State workers in Florida are not known to have greater substance abuse problems than workers elsewhere. Rather, the new drug-testing law seems to be part of a trend to raise accountability for a wide range of people who are receiving taxpayer dollars – be they public employees, welfare recipients, or jobless people collecting unemployment benefits.
Drug testing is a winning political issue, even if some measures may be straining the US Constitution's protection against "unreasonable search and seizure," analysts say.

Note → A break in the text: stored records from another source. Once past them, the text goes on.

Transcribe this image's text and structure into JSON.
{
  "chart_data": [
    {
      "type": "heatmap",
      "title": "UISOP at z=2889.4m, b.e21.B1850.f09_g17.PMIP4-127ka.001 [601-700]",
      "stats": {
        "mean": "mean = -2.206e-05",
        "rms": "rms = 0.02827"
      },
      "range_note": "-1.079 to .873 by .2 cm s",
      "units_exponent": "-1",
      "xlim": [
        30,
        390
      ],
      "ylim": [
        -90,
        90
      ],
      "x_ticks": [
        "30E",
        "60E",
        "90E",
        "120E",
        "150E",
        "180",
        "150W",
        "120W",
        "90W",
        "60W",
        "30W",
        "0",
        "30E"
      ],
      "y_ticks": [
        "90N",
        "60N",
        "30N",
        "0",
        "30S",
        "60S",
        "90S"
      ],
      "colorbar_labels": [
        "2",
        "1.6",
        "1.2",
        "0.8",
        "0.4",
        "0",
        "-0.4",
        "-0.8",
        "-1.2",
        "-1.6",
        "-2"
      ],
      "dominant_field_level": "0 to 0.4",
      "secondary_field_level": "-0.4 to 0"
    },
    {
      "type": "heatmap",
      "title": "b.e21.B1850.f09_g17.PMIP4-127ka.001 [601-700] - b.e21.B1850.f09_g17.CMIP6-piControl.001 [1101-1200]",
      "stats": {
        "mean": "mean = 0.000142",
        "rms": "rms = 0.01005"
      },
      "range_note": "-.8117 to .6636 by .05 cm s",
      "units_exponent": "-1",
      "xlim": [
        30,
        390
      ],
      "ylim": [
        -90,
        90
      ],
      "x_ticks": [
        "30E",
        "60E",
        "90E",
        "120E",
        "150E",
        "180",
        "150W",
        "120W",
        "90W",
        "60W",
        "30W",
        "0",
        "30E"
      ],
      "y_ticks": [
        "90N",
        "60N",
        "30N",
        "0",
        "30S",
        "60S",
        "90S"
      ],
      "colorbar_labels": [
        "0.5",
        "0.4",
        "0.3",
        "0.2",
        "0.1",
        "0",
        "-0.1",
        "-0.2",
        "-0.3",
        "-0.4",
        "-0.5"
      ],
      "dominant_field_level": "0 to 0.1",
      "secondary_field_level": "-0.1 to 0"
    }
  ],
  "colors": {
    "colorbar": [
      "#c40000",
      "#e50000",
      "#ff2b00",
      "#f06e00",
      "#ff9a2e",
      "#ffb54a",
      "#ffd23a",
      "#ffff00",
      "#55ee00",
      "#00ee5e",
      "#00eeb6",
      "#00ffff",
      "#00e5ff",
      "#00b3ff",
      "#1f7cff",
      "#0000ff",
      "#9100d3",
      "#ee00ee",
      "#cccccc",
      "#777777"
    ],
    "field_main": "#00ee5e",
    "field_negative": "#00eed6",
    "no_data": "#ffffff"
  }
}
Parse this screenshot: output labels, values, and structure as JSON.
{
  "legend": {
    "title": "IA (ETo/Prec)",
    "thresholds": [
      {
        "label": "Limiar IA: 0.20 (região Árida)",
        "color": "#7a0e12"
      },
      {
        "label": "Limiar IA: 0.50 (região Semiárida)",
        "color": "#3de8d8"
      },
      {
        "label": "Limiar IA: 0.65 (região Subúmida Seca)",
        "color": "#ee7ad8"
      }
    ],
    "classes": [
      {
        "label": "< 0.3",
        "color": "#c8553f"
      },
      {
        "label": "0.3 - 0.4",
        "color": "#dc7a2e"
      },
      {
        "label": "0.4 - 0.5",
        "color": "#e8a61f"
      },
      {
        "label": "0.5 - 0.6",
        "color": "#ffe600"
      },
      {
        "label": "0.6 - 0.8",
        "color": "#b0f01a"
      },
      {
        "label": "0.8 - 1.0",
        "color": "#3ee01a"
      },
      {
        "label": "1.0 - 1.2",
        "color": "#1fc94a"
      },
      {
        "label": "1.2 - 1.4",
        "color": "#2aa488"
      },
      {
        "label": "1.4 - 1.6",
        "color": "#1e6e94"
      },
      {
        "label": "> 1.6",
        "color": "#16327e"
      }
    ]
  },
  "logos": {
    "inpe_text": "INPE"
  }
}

"People are always in favor of locking up miscreants, and, despite our constitutional legal traditions, there's always a lot to be reaped from the argument that if you haven't done anything wrong, you don't have anything to worry about," says Colin Gordon, a labor historian at the University of Iowa in Iowa City. "But it's always surprising to me," he adds, "how little weight the civil liberties argument has – an implication that has become exaggerated in the war-on-terror era, and which says we can and should suspend liberties for people who don't deserve them."
South Carolina Gov. Nikki Haley, a tea party favorite, is among Republican officials pushing for mandatory drug testing for welfare recipients. Indeed, while Florida is the only state to require drug tests for people on welfare, such legislation has been introduced in more than half the states. A February Quinnipiac Poll of Virginia voters, for example, showed such legislation has public support, with 3 in 4 respondents favoring drug tests for people who receive cash assistance from the state.
No state yet requires those collecting unemployment to undergo drug testing, but Arizona, Oklahoma, Georgia, and Utah are among those considering it. The US Department of Labor, as instructed by Congress in December, now allows states to require drugs tests for unemployment recipients whose job search is confined to industries that already require drug testing, such as aviation.